Votre chroniqueur vous doit sinon des excuses, du moins quelques explications. Depuis cet été, et pour quelques semaines encore, il s'est trouvé, en partie, mobilisé en qualité de garde malade familial. C'est une de ces humbles et tendres tâches les plus bienfaisantes, sinon les plus joyeuses, sur lesquelles se consolident nos foyers.
Il a donc largement délaissé la tâche, quasi quotidienne en temps normal, d'écriture, et, bien plus encore naturellement, de publication sous forme de blogue, de son journal. Qu'on se rassure, l'Insolent reprendra bientôt son flot d'imprécations, sans pour autant prendre parti, sinon contre la gauche et contre la macronie, dans la campagne présidentielle.
Entre-temps, une lectrice fidèle et amicale m'interpelle à propos du phénomène Zemmour sur lequel évidemment je ne me suis pas exprimé à ce jour. Je voudrais en parler sincèrement et objectivement.
Il court à son sujet les informations les plus contradictoires et les plus bruyantes. Les uns le présentent comme une sorte de vieux nationaliste, pétainiste et maurrassien, dernière étiquette qu'il ne récuse pas vraiment, les autres comme l'incarnation d'un communautarisme discret ce qui constitue, en général, l'exact contraire de la première hypothèse. Ayant personnellement épuisé, depuis longtemps, le charme abstrait d'un tel débat, j'ai eu le plaisir de lui poser, en privé, aimablement, la question. "Quand on vous présente comme un épigone de Charles Maurras, que répondez-vous ?" il m'a clairement répondu que cela ne lui disconvenait pas.
Et je retrouve depuis, en effet dans son discours d'autres ambiguïtés, caractéristiques de l'héritage du maître de Martigues. Devra-t-il, ou précisément ne devra-t-il pas, les lever en fonction de la campagne présidentielle de 2022, sachant qu'à l'heure où j'écris ces lignes il n'a pas encore déclaré sa candidature, voilà une question à laquelle lui, et lui seul, répondra.
Certes le matraquage médiatique hostile qui s'est déchaîné contre lui pourrait suffire en lui-même à nous le rendre plutôt sympathique, et ceci bien avant qu'on parle d'une candidature politique. Le sectarisme de gauche et les procès d'intention injustes et incohérents n'ont que trop duré dans les médias.
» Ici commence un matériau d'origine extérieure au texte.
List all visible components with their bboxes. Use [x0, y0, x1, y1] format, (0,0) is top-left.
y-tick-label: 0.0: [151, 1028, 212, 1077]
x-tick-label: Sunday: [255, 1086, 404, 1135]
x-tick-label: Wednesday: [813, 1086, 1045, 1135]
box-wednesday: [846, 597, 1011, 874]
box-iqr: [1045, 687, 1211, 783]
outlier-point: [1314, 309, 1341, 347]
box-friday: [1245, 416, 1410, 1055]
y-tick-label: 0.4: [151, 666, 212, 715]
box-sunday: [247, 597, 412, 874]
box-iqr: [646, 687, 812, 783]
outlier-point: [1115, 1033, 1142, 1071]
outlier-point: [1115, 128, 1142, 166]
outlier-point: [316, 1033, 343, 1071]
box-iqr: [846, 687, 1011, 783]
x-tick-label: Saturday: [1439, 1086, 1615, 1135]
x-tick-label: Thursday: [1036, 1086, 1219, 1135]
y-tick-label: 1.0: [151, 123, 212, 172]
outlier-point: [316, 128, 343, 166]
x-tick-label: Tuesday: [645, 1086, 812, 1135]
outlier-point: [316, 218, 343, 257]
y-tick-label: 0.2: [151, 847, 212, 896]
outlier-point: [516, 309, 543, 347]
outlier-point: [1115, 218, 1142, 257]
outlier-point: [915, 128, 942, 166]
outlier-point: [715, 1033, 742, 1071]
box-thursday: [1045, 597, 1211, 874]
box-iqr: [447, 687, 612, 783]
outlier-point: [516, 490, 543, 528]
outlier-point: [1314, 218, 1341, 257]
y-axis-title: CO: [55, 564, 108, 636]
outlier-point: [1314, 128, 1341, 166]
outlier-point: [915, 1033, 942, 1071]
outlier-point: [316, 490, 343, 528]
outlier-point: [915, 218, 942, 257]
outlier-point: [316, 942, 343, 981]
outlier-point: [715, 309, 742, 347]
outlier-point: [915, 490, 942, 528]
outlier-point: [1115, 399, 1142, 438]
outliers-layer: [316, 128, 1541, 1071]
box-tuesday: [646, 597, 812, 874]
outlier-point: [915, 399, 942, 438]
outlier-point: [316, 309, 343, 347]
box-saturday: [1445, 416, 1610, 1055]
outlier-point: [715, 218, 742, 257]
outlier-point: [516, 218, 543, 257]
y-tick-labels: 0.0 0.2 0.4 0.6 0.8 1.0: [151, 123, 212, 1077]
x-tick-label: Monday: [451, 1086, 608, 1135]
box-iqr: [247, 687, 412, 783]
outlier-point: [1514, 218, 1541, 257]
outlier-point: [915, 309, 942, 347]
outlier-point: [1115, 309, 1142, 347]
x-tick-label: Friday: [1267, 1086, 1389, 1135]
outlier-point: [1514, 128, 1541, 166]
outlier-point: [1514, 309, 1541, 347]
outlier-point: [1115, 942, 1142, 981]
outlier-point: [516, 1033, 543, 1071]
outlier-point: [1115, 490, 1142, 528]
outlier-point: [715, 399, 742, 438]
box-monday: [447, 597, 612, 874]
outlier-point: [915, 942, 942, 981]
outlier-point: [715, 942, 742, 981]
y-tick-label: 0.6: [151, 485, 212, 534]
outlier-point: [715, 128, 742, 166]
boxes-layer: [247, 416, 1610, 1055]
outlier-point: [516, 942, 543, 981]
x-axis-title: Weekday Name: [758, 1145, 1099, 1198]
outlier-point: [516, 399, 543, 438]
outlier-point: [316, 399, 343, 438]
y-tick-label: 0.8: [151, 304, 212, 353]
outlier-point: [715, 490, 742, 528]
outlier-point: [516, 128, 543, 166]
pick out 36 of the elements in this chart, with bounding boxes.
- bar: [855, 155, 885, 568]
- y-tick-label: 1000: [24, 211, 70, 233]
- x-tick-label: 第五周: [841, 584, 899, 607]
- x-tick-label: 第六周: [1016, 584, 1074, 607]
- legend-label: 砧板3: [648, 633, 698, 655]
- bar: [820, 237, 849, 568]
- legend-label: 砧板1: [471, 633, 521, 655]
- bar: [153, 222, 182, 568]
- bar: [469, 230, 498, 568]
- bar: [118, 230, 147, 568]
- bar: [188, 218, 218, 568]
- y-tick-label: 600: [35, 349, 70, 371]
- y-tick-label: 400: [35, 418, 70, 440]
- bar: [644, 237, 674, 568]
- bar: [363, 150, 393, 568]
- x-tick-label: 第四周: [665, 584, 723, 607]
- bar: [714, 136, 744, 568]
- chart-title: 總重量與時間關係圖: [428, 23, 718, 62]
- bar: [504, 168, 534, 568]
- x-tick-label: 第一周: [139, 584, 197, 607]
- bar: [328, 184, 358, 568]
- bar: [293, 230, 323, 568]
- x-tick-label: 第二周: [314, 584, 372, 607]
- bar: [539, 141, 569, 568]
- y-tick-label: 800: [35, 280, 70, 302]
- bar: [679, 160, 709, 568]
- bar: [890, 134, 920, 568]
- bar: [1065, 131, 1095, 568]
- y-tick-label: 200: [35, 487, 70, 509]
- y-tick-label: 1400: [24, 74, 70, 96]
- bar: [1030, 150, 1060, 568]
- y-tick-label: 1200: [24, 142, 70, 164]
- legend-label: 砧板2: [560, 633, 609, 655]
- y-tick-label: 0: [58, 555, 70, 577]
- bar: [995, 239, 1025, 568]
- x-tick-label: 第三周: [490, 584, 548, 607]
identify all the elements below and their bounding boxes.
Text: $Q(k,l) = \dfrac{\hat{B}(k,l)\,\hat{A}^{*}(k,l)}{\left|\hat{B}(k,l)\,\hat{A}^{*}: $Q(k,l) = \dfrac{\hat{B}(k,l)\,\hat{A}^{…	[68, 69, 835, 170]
Il existe dès lors une frange grandissante de l'opinion qui, à l'instar de ce qui se passait en URSS et dans tous les pays de l'Est, s'est habituée à l'idée que ce qui est dit noir sur la télévision officielle, est en réalité blanc, et réciproquement.
Or, à la différence du système totalitaire communiste, nos sociétés laissent une certaine marge de liberté d'opinion : les chaînes d'info en continue, les réseaux sociaux et d'autres moyens d'expression, concédés au secteur privé, permettent de contrebalancer, dans une partie au moins du public mécontent, ce qui est ressenti comme mensonge d'État. C'est largement ce qui s'est passé avec Zemmour sur Cnews, propriété je crois du groupe Bolloré, et ce qui a permis son succès foudroyant.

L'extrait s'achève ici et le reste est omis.